The military began a transition from the M16 to the M4, an improved M16, some years ago. The AR-15 is essentially the civilian version of the M16. The M4 is really close to the M16, and the AR-15.
So what’s the difference between the military’s M4 and the original AR-15? Barrel length and the ability to shoot three round bursts. M4s can shoot in three round bursts. AR-15s can only shoot a single shot.
But even now, you can buy AR-15s in variable barrel lengths with Weaver or Picatinny rails for better sights and aiming assists like lasers. Like the military, but w/o the bayonet.
But our troops usually use single shot, not burst fire. You’re able to fire a much more accurate (deadly) shot, that way. Note: you can buy our Advanced Combat Optical Gunsight on Amazon. So troops usually select the same fire option available on AR-15.
That is why the AR-15 is ACCURATELY CALLED a ‘weapon of war.’ It is a very deadly weapon with the same basic functionality that our troops use to kill the enemy. Don’t take the bait when anti-gun-safety folks argue about it. They know it’s true. Now you do too."
Eaton is not the only former military leader who has spoken out in support of gun legislation. In 2019, a group of 13 influential retired military leaders wrote a letter to Congress, pushing it to pass the Bipartisan Background Check Act.

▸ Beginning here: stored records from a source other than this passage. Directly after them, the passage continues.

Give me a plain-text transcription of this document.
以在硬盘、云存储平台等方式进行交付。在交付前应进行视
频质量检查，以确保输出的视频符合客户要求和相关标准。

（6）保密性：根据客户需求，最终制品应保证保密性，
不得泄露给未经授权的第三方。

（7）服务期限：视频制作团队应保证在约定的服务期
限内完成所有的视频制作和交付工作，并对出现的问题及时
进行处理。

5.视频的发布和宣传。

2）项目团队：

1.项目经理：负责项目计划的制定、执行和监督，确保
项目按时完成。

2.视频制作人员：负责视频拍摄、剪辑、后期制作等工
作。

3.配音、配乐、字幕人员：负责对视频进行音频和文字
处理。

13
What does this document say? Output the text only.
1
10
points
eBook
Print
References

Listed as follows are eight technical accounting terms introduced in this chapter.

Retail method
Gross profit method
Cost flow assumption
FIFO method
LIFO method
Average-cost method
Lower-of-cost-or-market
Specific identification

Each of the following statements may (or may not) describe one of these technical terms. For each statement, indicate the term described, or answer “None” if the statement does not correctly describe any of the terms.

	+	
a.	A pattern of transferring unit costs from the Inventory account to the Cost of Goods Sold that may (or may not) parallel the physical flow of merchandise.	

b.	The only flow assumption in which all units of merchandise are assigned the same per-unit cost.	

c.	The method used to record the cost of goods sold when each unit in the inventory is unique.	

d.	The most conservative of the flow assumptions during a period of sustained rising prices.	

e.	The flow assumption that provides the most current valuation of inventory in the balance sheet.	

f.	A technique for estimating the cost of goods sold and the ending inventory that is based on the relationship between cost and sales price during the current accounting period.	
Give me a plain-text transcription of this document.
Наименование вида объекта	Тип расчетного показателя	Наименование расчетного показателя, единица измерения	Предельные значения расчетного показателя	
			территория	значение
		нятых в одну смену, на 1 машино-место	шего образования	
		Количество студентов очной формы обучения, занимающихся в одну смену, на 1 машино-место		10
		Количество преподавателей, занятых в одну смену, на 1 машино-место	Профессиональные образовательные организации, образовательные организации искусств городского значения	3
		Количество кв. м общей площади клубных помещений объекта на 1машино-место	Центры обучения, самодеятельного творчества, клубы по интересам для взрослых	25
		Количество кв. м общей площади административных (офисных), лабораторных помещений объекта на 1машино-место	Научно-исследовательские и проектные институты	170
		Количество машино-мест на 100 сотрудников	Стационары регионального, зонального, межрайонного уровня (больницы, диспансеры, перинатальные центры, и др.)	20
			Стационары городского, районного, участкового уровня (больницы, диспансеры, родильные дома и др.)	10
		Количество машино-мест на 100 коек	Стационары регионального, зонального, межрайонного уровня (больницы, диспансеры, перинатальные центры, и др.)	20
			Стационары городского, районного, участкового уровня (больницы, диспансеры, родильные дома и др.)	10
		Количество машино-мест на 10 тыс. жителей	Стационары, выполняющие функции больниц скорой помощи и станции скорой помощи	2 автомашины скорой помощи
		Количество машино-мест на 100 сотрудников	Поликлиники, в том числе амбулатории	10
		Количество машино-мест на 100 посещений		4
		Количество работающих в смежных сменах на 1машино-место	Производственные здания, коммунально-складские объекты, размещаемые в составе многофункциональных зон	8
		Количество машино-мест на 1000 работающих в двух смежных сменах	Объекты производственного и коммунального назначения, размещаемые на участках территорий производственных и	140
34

"Each of us has, at some point in our lives, made the choice to risk our lives for our fellow citizens and place ourselves in harm’s way," they wrote. "We were trained, we were coached, and we were prepared for the dangers that we chose to face. This is not the case for most Americans, yet they continue to face danger on the sidewalk, in their homes, at school, and at work. It is in the same spirit that led us to serve in the armed forces that we ask you, our elected leaders, to help protect the American people from gun violence here at home. We urge you to support this legislation."
Police leaders have also voiced strong support for gun legislation, which makes sense considering how much harder and more dangerous our free-for-all gun culture makes their jobs. The International Association of Chiefs of Police, the largest professional association of police leaders in the world, has a position paper that outlines the gun safety laws it supports, including firearm offender registration, waiting periods, closing the gun show loophole, banning semiautomatic assault weapons, armor-piercing ammunition, bulletproof body armor and more. The IACP states that these are “common sense policies that would assist in reducing gun violence, while upholding the second amendment.”
Yep, the largest police leader association supports banning semiautomatic assault weapons like the AR-15. Here’s what it has to say about that:
“First passed in 1994, the assault weapons ban required domestic gun manufacturers to stop production of semi-automatic assault weapons and ammunition magazines holding more than ten rounds except for military or police use. While the ban was in place, it was remarkably effective in reducing the number of crimes involving assault weapons. In the period of the ban, (1994-2004) the proportion of assault weapons traced to crimes fell by a dramatic 66 percent.”
If those who oppose gun legislation don’t want to listen to people who don’t know enough about guns to speak authoritatively on them, that's fine. Perhaps they should listen to these military and police leaders who not only know guns inside and out, but who also have the firsthand experience on both sides of the barrel to speak authoritatively on what can help minimize America’s gun violence.